To solve the problem where \( a^2 + \frac{1}{a^2} = 7 \) and we need to find \( a^3 + \frac{1}{a^3} \), we can follow these steps: ### Step 1: Use the identity for \( a^2 + \frac{1}{a^2} \) We know that: \[ a^2 + \frac{1}{a^2} = \left(a + \frac{1}{a}\right)^2 - 2 \] Let \( x = a + \frac{1}{a} \).
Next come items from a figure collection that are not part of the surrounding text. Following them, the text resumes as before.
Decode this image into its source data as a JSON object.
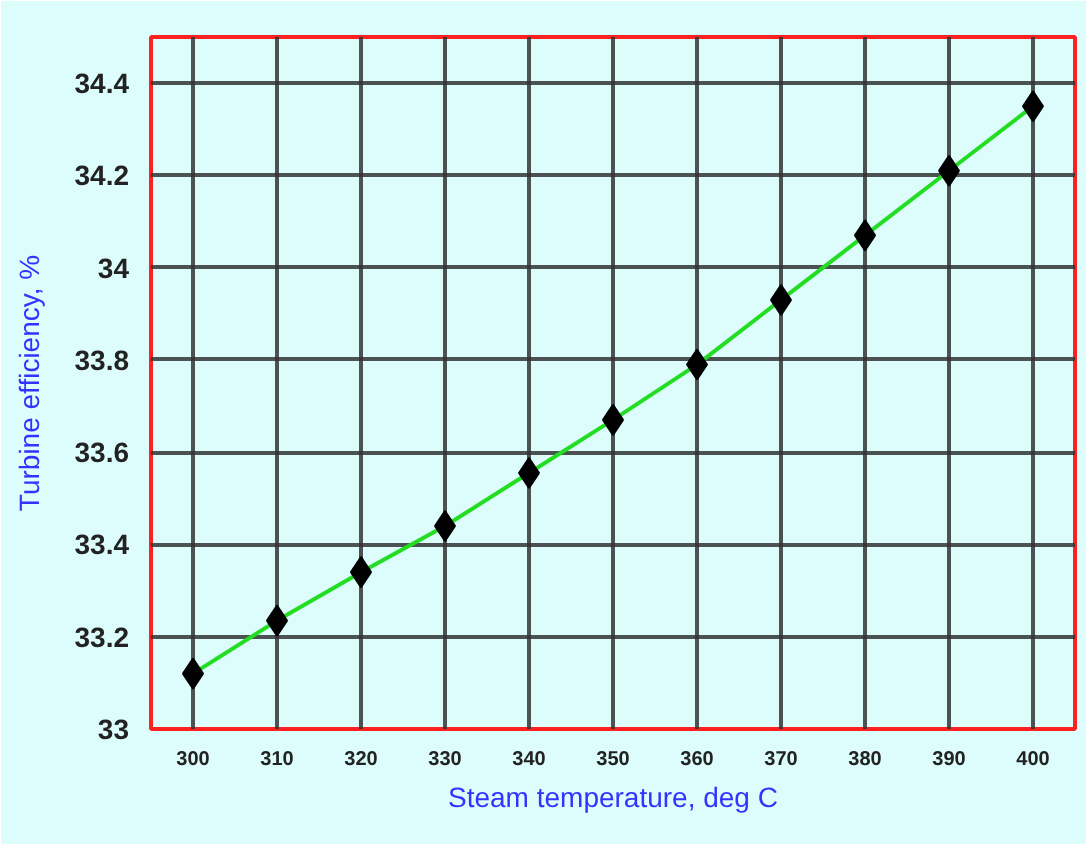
{
  "chart_data": {
    "type": "line",
    "xlabel": "Steam temperature, deg C",
    "ylabel": "Turbine efficiency, %",
    "x": [
      300,
      310,
      320,
      330,
      340,
      350,
      360,
      370,
      380,
      390,
      400
    ],
    "series": [
      {
        "color": "#22dd22",
        "values": [
          33.12,
          33.235,
          33.34,
          33.44,
          33.555,
          33.67,
          33.79,
          33.93,
          34.07,
          34.21,
          34.35
        ]
      }
    ],
    "xlim": [
      295,
      405
    ],
    "ylim": [
      33,
      34.5
    ],
    "xticks": [
      300,
      310,
      320,
      330,
      340,
      350,
      360,
      370,
      380,
      390,
      400
    ],
    "yticks": [
      33,
      33.2,
      33.4,
      33.6,
      33.8,
      34,
      34.2,
      34.4
    ],
    "grid": true,
    "marker": "diamond",
    "line_style": "solid"
  }
}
Then we can rewrite the equation as: \[ x^2 - 2 = 7 \] ### Step 2: Solve for \( x \) Rearranging the equation gives: \[ x^2 = 7 + 2 = 9 \] Taking the square root of both sides, we find: \[ x = 3 \quad (\text{since } a \text{ is positive}) \] ### Step 3: Use the identity for \( a^3 + \frac{1}{a^3} \) Now, we can use the identity: \[ a^3 + \frac{1}{a^3} = \left(a + \frac{1}{a}\right)^3 - 3\left(a + \frac{1}{a}\right) \] Substituting \( x = 3 \) into the equation gives: \[ a^3 + \frac{1}{a^3} = 3^3 - 3 \cdot 3 \] ### Step 4: Calculate \( a^3 + \frac{1}{a^3} \) Calculating the right-hand side: \[ 3^3 = 27 \] \[ 3 \cdot 3 = 9 \] Thus, \[ a^3 + \frac{1}{a^3} = 27 - 9 = 18 \] ### Final Answer Therefore, the value of \( a^3 + \frac{1}{a^3} \) is \( \boxed{18} \). ---